I am not sure what the competition is anymore. DXC's skills were inherited from CSC as mainly consulting and then they merged with HPE and their banking skillset, but oddly decided to butcher both in the hope some digital phonix would rise from ashes. Yet, all that rose was smoke and more smoke.
Accenture is double the revenue; Tata is stratospherically higher than DXC (so not even worth considering in the same ball-park). I suppose infosys, cognizant and wipro are close but all seem to be doing much better in terms of growth and offerings despite the economic downturn. Tata morale is only marginally better than DXC's though. So profit isn't everything. Although at DXC, there is no money or morale.
Cognizant is catching up to DXC as is Capgemini and HCL just inching forward. But at least they are moving forward in growth, revenue and (for some) in innovation.
DXC, as we know, continues to slide backwards both in revenue, skills and growth. DXC's lack of direction and clarity as to what their brand represents in the marketplace does not win over new clients and indeed, loses them quite a few more this year. Goodbye legacy customers but hello new clients...there must be some...somewhere? Anyone?
DXC has suffered its fair share of bad operating model implementations - due to poor consultancy advice and unwillingness to listen to its own people. The curn of leadership has strangled any innovation or momentum. The lack of a digital skillset continues and the end-to-end operation continues to operate to the chaos theory methodology. The direction and a cultural understanding of what the brand represents is now buried and the future looks decidedly bleak for DXC. Whilst it can continue to offset the inevitable demise with more acquisitions, its not gaining any ground on its competition or the shrinking market that the others have left it.
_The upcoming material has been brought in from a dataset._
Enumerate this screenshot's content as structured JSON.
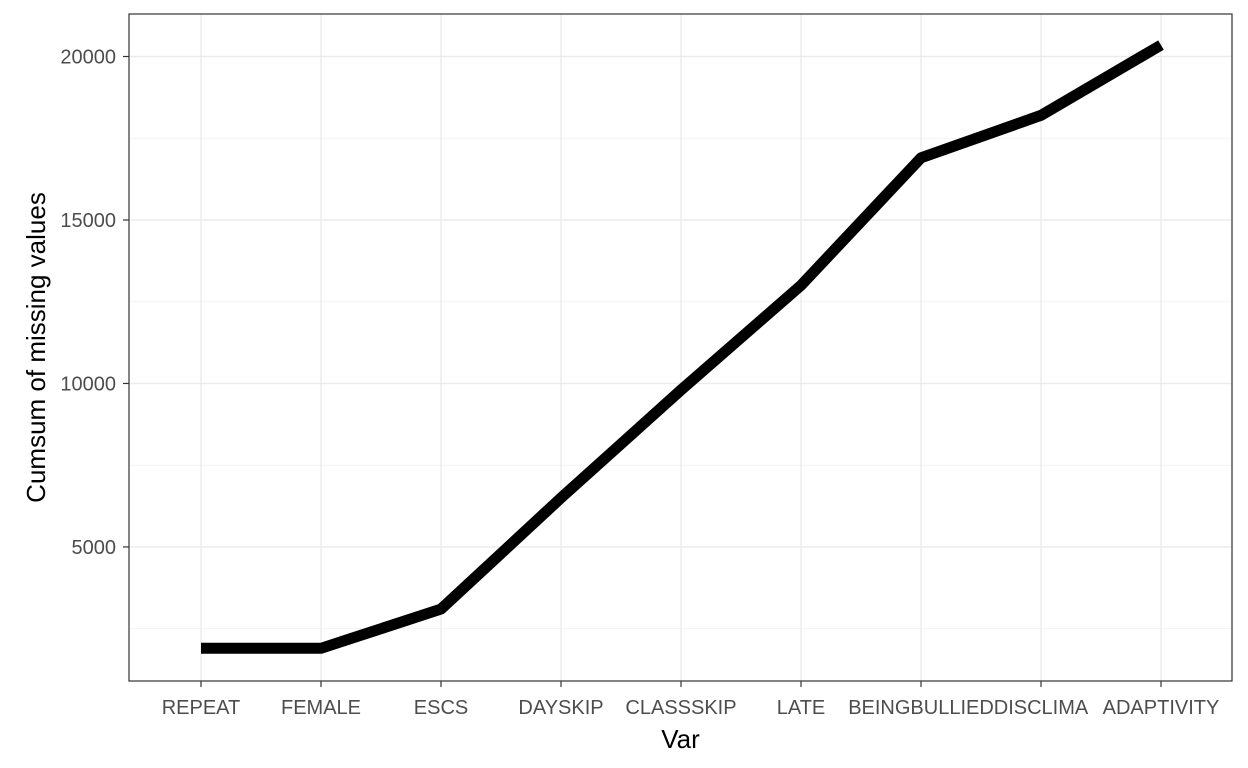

Indeed, its losing bids proving that size and money mean diddly squat if you can't deliver.
The shambolic, pathetic enterprise will no doubt creak along dredging its way through its own muddy quaqmire for another 18 months, assuming the leader doesn't retire, to continue to execute on its strategy (less anyone knows what that is, other that continued cost cutting) and continue to lose labour, facilities and clients.